Te basta mi gracia, dijo Jesús a
Pablo cuando un sinnúmero de tribulaciones, pruebas y sufrimientos a causa de
su misión, se abatían sobre todo su ser dejándole al filo del desmayo anímico,
psicológico y físico. No fueron pocas las veces que el apóstol se sintió al
límite de sus fuerzas o, como diría el salmista, “a punto de resbalar” (Sl
38,18). Tantas otras veces el Señor le habló, le confortó y, sobre todo, le
levantó de sus tristezas y debilidades en los términos a los que ya hemos hecho
alusión: “te basta mi gracia”.
Volveremos más adelante sobre
esta experiencia de Pablo, de incalculable riqueza para él y también para los
que vemos, en su discipulado y ministerio pastoral, un espejo en el que
mirarnos. Decimos que es un espejo no tanto para que le imitemos tal y como es,
pues el Señor Jesús es totalmente original y no forma –como Maestro que es–
ningún discípulo igual a otro, cuanto para tener en cuenta las líneas maestras
que diseñó en él en vistas a su seguimiento y pastoreo.

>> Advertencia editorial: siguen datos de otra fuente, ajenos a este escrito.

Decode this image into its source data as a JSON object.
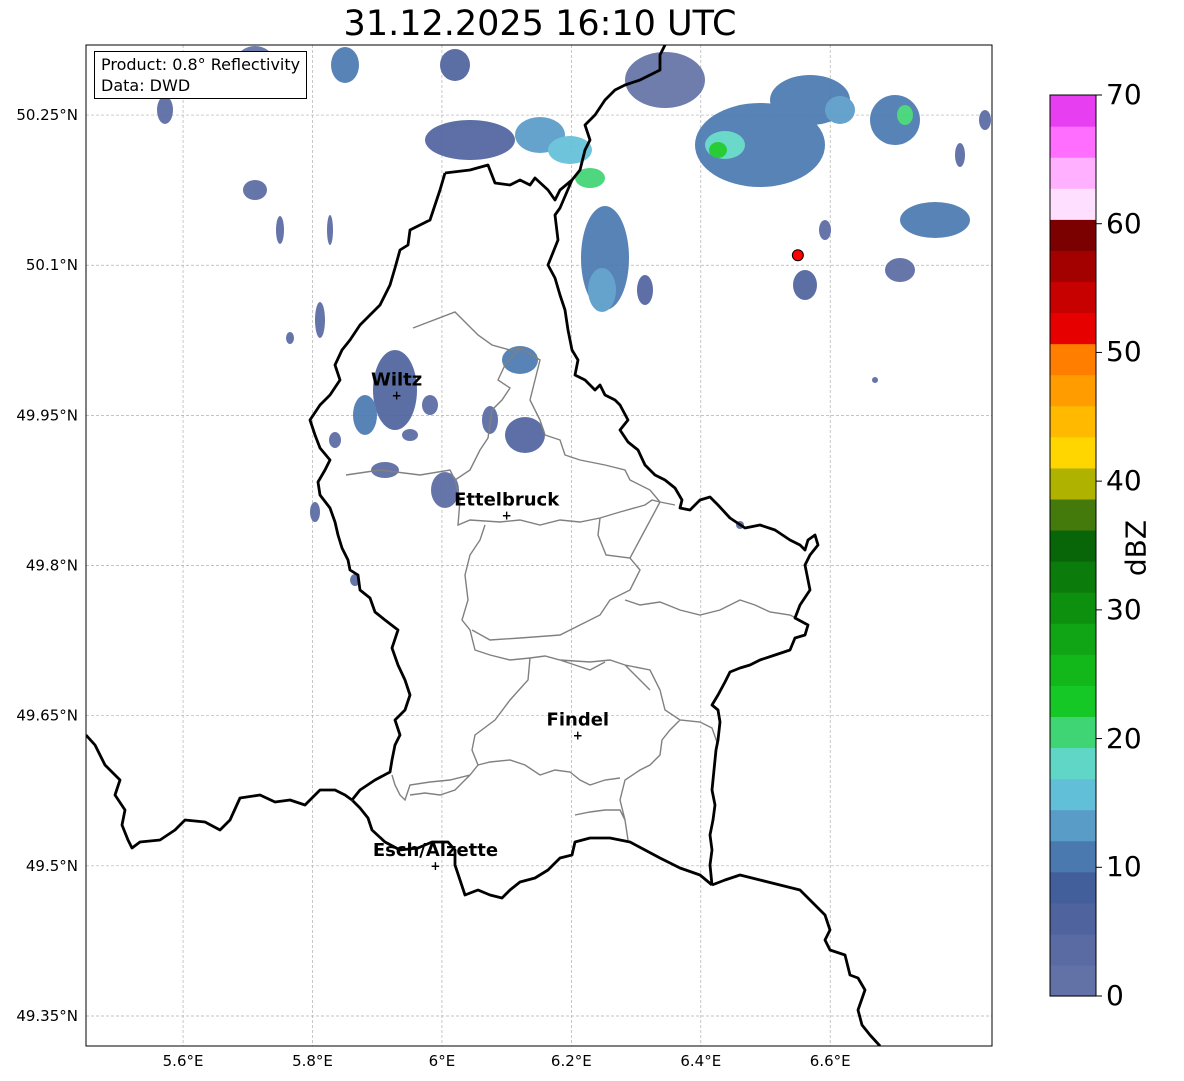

Partimos de la confesión de su
llamada, la misión recibida para anunciar el Evangelio a los gentiles y que le
llevó a romper todas sus fronteras, no sólo las geográficas sino también las
culturales, étnicas e incluso el sustrato más que milenario propio de su
pertenencia al pueblo elegido; ninguna frontera fue lo suficientemente
inexpugnable como para frenar su impulso misionero. Oigamos su testimonio:
“…Cuando Aquel que me separó desde el seno de mi madre y me llamó por su
gracia, tuvo a bien revelar en mí a su Hijo, para que le anunciase a los gentiles…
me fui a Arabia, de donde nuevamente volví a Damasco…” (Gá 1,15–17).
El apóstol testifica que Dios se fijó en él, le
llamó por su gracia. Pablo ha hallado gracia a los
ojos de Dios. Ésta no es un don estático: lleva consigo la revelación
progresiva del misterio del Hijo de Dios. Analizamos el verbo revelar en su más
genuino sentido, que apunta a un manifestar, hacer partícipe a otro, desvelar,
un secreto. Este significado, en nuestro ámbito cultural, alcanza una dimensión
inimaginable si tenemos en cuenta que es Dios quien se revela, es decir, quien
manifiesta, hace partícipe o desvela a alguien su secreto: ¡su Misterio! En
realidad estamos hablando de Dios–Palabra que se confidencia con los suyos
abriendo sus oídos interiores, sembrando en sus corazones su Sabiduría, a fin
de que puedan anunciar, como pastores que son: “lo que ni el ojo vio, ni el oído oyó, ni al corazón del hombre llegó, lo
que Dios preparó para los que le aman” (1Co 2,9).
Ya hemos dicho que la gracia de
Dios no es estática, y que, en el mismo sentido, tampoco lo es su revelación,
la que nos ofrece por medio de su Palabra. En realidad estamos hablando del
mismo hacer, actuar, de Dios en el hombre. Juan, en el Prólogo de su Evangelio,
nos dice que el Hijo de Dios es la plenitud de la gracia y la verdad (Jn
1,14b). Plenitud que se vierte en nosotros “gracia tras gracia” (Jn 1,16).
Gracia tras gracia, así es como
Pablo fue creciendo como discípulo y como apóstol. Sabe que la experiencia de crecimiento en la fe y
en el amor que se está operando en él por medio de la gracia es tan
personalizante que es como si fuera una entidad propia que convive con él
haciendo parte de su ser: “Por la gracia de Dios, soy lo que soy; y la gracia
de Dios no ha sido estéril en mí” (1Co 15,10a).